Note To Self

Whether You Think You Can Or Think You Can’t, You’re Right

In the latest edition of Note To Self, FW editor Emily Brooks reflects on the power of positive thinking.

By Emily Brooks

Note To Self

In the latest edition of Note To Self, FW editor Emily Brooks reflects on the power of positive thinking.

By Emily Brooks

The month was July, and I was flying home with my sister. The occasion was our youngest sibling’s 21st and the theme was après ski. I had my ‘80s ski suit ready, and so did my sister, until she did not. It failed to arrive in time. “Well, you might have to go without a costume,” I said, before she quipped, “Not with that attitude!” And by the time we landed, she had located the last ‘80s jumpsuit in our very small town and won best dressed the following night. (It was self-appointed.) No story better defines us. She, the eternal optimist. I, the realist/pessimist. If I have a problem, I throw it her way and she fixes it, much like Henry Ford fixed the issue of the affordable car. There wasn’t a solution, so he created one in Ford Motors, and now most of us are driving pretty cheap vehicles. My sister may not know it yet, but something Ford once said is the philosophy underpinning her life: Whether you think you can or think you can’t, you’re right. The way you approach situations – with conviction or defeat – more often than not, defines the outcome. So why do we so often choose the latter? Why does “can’t” take priority over “can”?

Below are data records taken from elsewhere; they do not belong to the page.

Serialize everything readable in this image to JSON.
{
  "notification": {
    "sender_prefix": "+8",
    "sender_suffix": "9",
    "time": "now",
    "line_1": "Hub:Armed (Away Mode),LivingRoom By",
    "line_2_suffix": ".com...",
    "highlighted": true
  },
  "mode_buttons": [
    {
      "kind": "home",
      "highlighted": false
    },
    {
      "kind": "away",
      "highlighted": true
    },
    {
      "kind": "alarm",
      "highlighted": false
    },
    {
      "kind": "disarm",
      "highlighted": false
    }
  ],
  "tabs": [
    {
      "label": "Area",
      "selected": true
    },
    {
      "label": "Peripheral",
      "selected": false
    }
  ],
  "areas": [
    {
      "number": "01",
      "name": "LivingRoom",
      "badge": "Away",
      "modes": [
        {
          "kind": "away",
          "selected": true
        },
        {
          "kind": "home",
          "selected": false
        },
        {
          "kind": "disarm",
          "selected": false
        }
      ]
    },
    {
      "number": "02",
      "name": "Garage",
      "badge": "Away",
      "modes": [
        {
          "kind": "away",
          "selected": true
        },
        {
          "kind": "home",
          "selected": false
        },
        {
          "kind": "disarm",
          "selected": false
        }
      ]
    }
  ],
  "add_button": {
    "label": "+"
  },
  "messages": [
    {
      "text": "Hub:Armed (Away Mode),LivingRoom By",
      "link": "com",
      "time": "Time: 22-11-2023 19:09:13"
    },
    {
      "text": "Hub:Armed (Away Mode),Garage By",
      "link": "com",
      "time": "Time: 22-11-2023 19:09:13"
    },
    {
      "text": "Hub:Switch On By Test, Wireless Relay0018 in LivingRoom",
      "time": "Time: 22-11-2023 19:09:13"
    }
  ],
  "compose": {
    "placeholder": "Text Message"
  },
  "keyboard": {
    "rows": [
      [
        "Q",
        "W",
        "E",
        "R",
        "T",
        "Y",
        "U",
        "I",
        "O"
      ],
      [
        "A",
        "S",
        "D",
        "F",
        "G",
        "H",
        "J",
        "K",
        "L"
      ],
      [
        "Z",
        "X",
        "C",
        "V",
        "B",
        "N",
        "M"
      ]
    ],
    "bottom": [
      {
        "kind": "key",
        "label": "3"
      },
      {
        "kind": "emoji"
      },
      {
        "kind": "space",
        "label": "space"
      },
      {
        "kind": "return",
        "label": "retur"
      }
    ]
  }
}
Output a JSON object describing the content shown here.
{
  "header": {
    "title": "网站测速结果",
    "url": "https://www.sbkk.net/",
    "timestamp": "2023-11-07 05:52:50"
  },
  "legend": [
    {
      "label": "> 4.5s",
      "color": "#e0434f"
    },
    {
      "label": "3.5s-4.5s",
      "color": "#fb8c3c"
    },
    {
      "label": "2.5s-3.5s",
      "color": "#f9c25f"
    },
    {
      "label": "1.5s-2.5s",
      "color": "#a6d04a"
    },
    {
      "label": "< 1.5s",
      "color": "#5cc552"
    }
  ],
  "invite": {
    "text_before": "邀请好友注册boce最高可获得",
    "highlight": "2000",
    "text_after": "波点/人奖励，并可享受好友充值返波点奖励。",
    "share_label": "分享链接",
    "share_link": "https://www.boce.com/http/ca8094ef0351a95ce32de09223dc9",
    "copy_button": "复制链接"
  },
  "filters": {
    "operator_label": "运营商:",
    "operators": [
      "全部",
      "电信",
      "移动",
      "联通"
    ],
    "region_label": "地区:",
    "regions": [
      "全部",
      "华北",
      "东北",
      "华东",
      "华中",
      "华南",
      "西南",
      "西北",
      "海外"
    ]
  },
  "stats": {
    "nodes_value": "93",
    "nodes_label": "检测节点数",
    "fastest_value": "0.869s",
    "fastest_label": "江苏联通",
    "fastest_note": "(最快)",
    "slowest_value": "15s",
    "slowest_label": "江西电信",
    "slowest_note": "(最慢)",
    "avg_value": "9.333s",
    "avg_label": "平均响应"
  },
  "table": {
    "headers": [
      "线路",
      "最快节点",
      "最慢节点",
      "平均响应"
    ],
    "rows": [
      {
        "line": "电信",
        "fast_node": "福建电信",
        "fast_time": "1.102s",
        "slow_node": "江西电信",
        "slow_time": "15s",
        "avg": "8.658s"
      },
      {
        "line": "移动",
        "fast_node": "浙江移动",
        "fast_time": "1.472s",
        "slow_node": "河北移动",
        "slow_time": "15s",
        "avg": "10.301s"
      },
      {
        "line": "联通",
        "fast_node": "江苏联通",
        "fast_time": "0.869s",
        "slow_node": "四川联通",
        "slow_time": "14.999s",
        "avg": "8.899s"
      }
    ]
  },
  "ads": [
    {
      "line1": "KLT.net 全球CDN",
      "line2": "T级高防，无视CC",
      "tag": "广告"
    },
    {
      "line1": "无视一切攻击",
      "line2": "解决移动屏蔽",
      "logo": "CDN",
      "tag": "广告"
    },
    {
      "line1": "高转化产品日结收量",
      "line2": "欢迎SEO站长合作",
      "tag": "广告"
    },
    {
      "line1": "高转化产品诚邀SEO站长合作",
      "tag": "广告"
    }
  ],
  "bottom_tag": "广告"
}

Optimism is a funny thing. Some people have it, and some people don’t. Our genes and environment do define it, but one factor in our lives has more power than both of those forces combined. It is the work of gratitude, a key opening the lock to happiness in our lives. Shawn Achor is a man who knows all about happiness. Carving out a career in positive psychology (read: happiness), he now teaches The Happiness Course at Harvard which is, of course, the most popular course on campus. Gratitude is part of Happiness Hygiene, Achor says, much like brushing our teeth is part of our personal hygiene. And it all comes down to two minutes, each day, for 21 days. A decade of positive psychology research reveals “we can actually take the genes and someone’s environment and we can raise their levels of happiness up if we can get them to do something as simple as a two minute habit for 21 days.”